Friday, May 25, 2018

Broker is Coming: Persistent Stores

Note: This is a guest blog post by Mike Dopheide.

----------------------------------------------------------------------------------------

Disclaimer:  If you aren't familiar with the Bro IDS software, this is going to make zero sense.

The Bro development team has been hard at work and, Broker, the new communication framework isn't far off.  I started looking into it to solve a problem I was having and learned quite a bit along the way.  Given that the documentation and examples aren't all done yet, I thought it might be nice to share a basic example of how data stores can be used.

Getting started, you'll need to be using the master branch.  Of note, Bro now ships with libcaf so if you don't specify --with-caf during configure, Bro will just build it for you which is super nice.

Problem Statement


To give you a little bit of context for where my head was at, we'd noticed our worker nodes continuously doing thousands of reverse DNS requests.  I tracked this down to the built-in protocols/ssh/interesting-hostnames.bro policy which tries to tell you if there is a successful ssh login to a host with an interesting name, like 'mail' or 'dns'.  Our issue was that internally processes were ssh'ing into all of our systems on a regular basis causing tons of redundant queries for local systems.  Wouldn't it be nice if we cached those locally on the worker?  Since we already have a list of locally known hosts provided by protocols/conn/known-hosts.bro, I set out to extend/replace that to also do the DNS lookups.  Might as well figure out how to do it with the upcoming Broker framework so it doesn't have to be re-written later.

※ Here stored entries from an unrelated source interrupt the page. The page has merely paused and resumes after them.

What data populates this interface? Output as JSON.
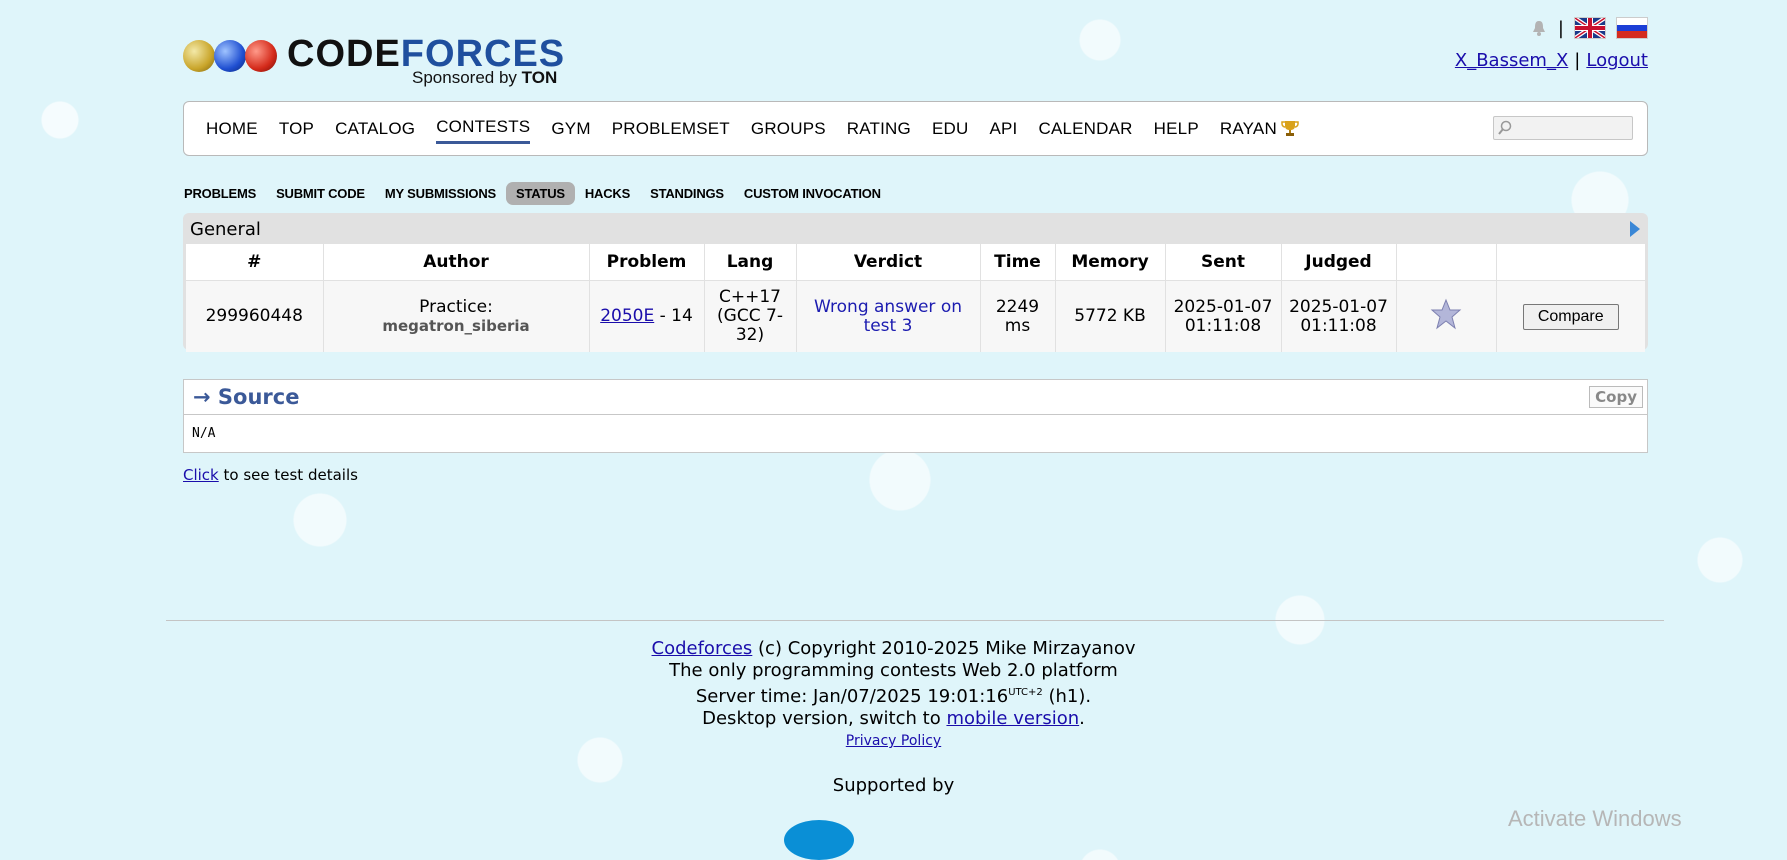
{
  "header": {
    "logo_main": "CODE",
    "logo_accent": "FORCES",
    "sponsor_prefix": "Sponsored by ",
    "sponsor_name": "TON",
    "username": "X_Bassem_X",
    "logout": "Logout",
    "separator": "|"
  },
  "menu": {
    "items": [
      "HOME",
      "TOP",
      "CATALOG",
      "CONTESTS",
      "GYM",
      "PROBLEMSET",
      "GROUPS",
      "RATING",
      "EDU",
      "API",
      "CALENDAR",
      "HELP",
      "RAYAN"
    ],
    "active": "CONTESTS"
  },
  "subtabs": {
    "items": [
      "PROBLEMS",
      "SUBMIT CODE",
      "MY SUBMISSIONS",
      "STATUS",
      "HACKS",
      "STANDINGS",
      "CUSTOM INVOCATION"
    ],
    "active": "STATUS"
  },
  "general": {
    "title": "General",
    "headers": [
      "#",
      "Author",
      "Problem",
      "Lang",
      "Verdict",
      "Time",
      "Memory",
      "Sent",
      "Judged",
      "",
      ""
    ],
    "row": {
      "id": "299960448",
      "author_label": "Practice:",
      "author_name": "megatron_siberia",
      "problem_link": "2050E",
      "problem_suffix": " - 14",
      "lang": "C++17 (GCC 7-32)",
      "verdict": "Wrong answer on test 3",
      "time": "2249 ms",
      "memory": "5772 KB",
      "sent": "2025-01-07 01:11:08",
      "judged": "2025-01-07 01:11:08",
      "compare": "Compare"
    }
  },
  "source": {
    "title": "→ Source",
    "copy": "Copy",
    "content": "N/A"
  },
  "details": {
    "link": "Click",
    "text": " to see test details"
  },
  "footer": {
    "brand": "Codeforces",
    "copyright": " (c) Copyright 2010-2025 Mike Mirzayanov",
    "tagline": "The only programming contests Web 2.0 platform",
    "server_time_prefix": "Server time: Jan/07/2025 19:01:16",
    "server_time_tz": "UTC+2",
    "server_time_suffix": " (h1).",
    "desktop_prefix": "Desktop version, switch to ",
    "mobile_link": "mobile version",
    "desktop_suffix": ".",
    "privacy": "Privacy Policy",
    "supported_by": "Supported by"
  },
  "watermark": "Activate Windows",
  "colors": {
    "brand_blue": "#1f4f9e",
    "verdict_blue": "#1c1cb0",
    "background": "#dff5fa"
  }
}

What I'm going to show isn't that full extension (Part 2?), but an example of how to interact with persistent Broker stores.  If you want to follow along, now is a good time to make sure your known_hosts.log is working correctly[1] to begin with.

Making known_hosts Persistent


Let's look at the newly rewritten protocols/conn/known-hosts.bro to point out a few things.  First, let's take note of the variable defining the name of the data store name, this will be relevant in a little bit:

global host_store: Cluster::StoreInfo;
...
const host_store_name = "bro/known/hosts" &redef;

Next, inside bro_init() we see this:

Known::host_store = Cluster::create_store(Known::host_store_name);

The data store is created when Bro initializes and this needs to happen before you can access data in the store, regardless of whether the store is persistent or not[2].  We'll see later that this may be a bit counter intuitive as you have to 'create' a store that may already exist on disk.

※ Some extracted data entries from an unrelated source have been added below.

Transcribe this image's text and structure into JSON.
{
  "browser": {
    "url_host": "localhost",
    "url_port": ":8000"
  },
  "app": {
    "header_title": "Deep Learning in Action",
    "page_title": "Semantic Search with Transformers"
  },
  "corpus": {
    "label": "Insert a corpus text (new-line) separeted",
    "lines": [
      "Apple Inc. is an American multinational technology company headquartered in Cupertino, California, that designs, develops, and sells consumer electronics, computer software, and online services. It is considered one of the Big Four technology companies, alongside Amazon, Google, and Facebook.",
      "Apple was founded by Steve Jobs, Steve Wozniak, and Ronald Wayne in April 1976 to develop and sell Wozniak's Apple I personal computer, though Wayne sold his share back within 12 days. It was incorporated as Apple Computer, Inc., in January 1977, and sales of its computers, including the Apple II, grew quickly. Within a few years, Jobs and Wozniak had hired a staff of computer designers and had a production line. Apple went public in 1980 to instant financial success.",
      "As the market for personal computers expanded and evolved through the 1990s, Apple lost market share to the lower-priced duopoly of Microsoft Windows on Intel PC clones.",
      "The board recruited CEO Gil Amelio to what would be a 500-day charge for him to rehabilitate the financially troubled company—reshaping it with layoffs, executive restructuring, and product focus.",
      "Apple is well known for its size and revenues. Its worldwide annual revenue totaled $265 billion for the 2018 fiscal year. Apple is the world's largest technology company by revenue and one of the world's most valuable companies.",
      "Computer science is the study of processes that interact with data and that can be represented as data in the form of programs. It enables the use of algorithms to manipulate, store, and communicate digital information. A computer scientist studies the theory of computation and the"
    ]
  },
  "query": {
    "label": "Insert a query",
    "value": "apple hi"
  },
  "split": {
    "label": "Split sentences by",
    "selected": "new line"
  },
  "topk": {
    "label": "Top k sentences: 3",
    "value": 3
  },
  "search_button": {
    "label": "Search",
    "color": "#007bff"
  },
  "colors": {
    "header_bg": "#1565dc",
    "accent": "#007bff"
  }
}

In order to make Known::host_store persistent, it's helpful to understand what the Cluster::create_store function is doing. From
share/bro/base/frameworks/cluster/main.bro:


global create_store: function(name: string, persistent: bool &default=F): StoreInfo;
...
const default_backend = Broker::MEMORY &redef;
...
const default_persistent_backend = Broker::SQLITE &redef;

Here we notice that the default for create_store is to create a store that is not persistent, which results in simply using memory for your backend.  If we could change the call in known-hosts.bro to be Cluster::create_store(Known::host_store_name, T), we'd be all set.  However, that's not an option without modifying shipped code, fortunately there's another option.

Recall above that I didn't talk about host_store being allocated as Cluster::StoreInfo.  This is a record that contains a backend element.

type StoreInfo: record {
...
               ## The type of backend used for storing data.
               backend: Broker::BackendType &default=default_backend;
...

So the backend for our store is set to the default of Broker::Memory before it's actually created and this storeinfo record is redef'able.

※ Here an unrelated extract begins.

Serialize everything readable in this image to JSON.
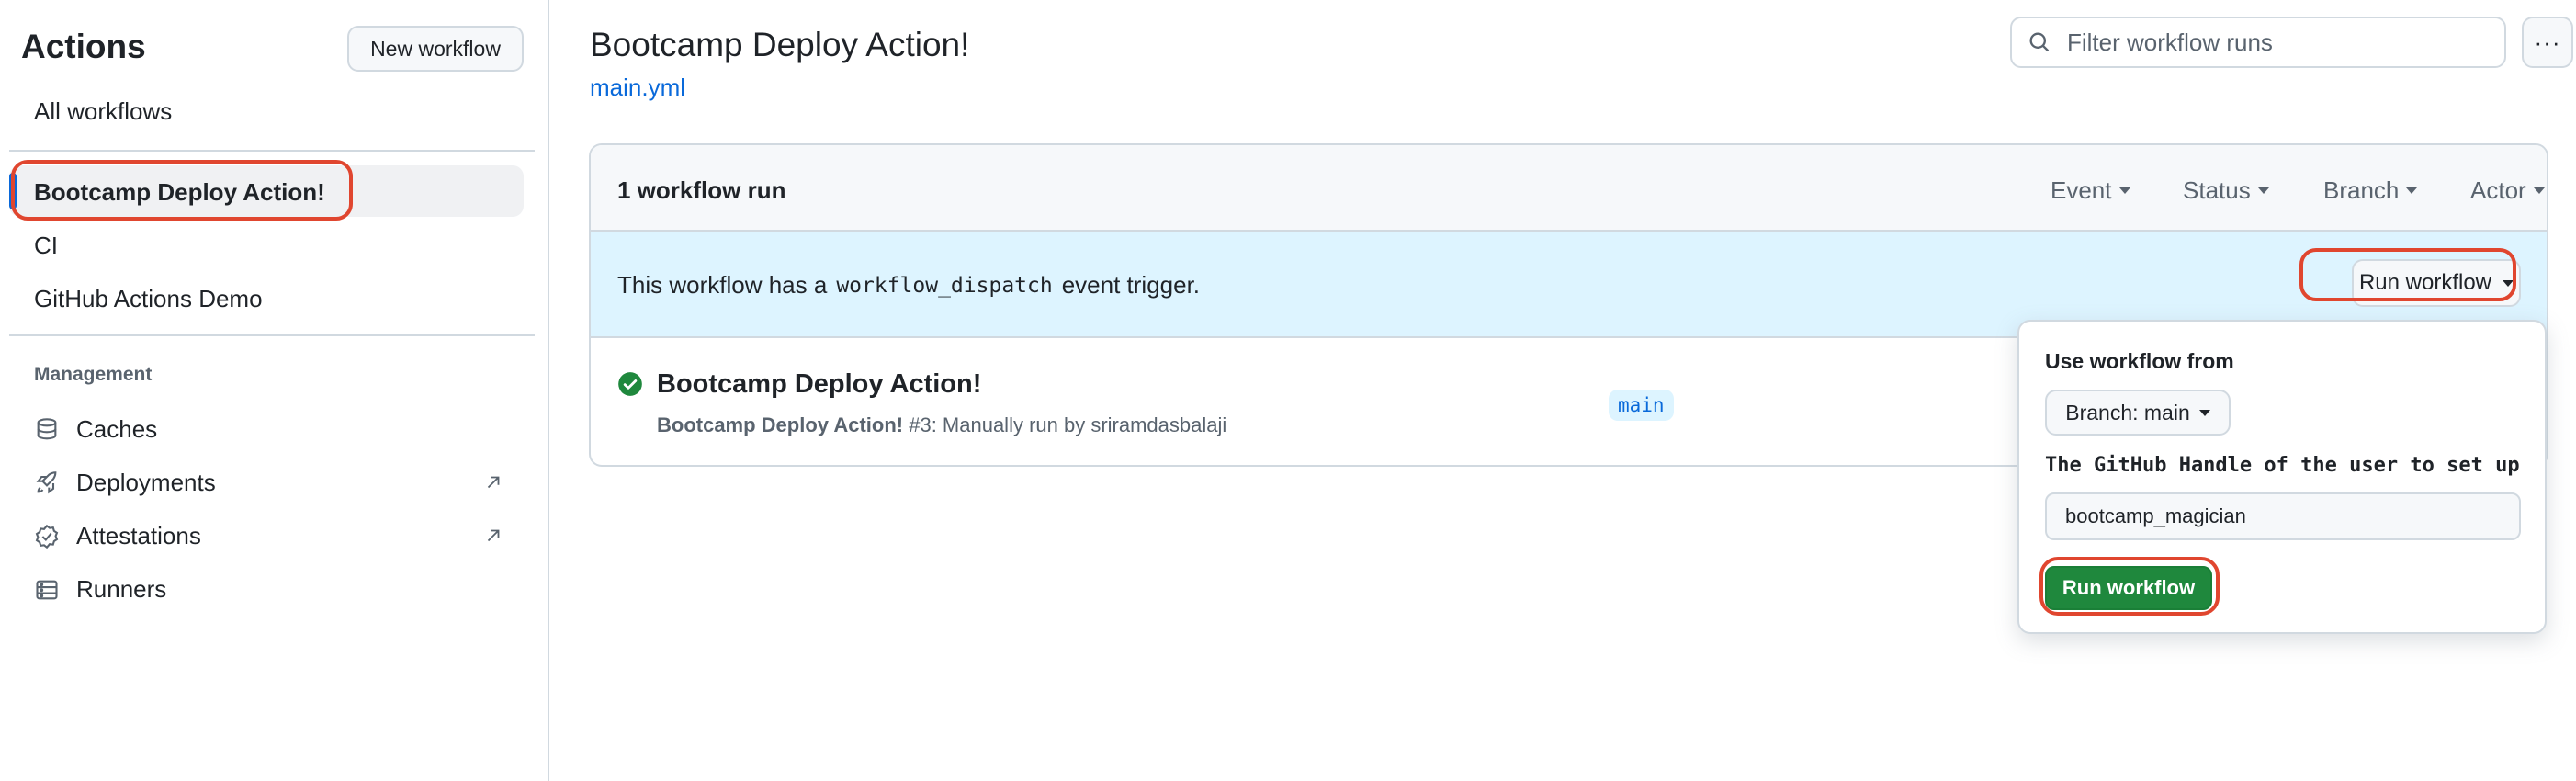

Add these lines to a new test script (broker-test.bro in my case) or local.bro, as long as it happens after loading known-hosts.bro:


redef Cluster::stores += {
 [Known::host_store_name] = Cluster::StoreInfo($backend = Broker::SQLITE)
};

Checking to Make Sure the Data Store Exists via CLI


First, let's examine what we should see at this point.  Back in protocols/conn/known-hosts.bro we can find the call to Broker::put_unique():

event Known::host_found(info: HostsInfo)
       {
       when ( local r = Broker::put_unique(Known::host_store$store,
info$host, T, Known::host_store_expiry) )

There are two things to notice here.  First, Broker data store functions need to happen through asynchronous when()calls, that's important to know for later.  The second thing is the arguments to put_unique() where we see the store, key, value, and expiration.  What this means is we should see keys in the store with values that are simply the T bool.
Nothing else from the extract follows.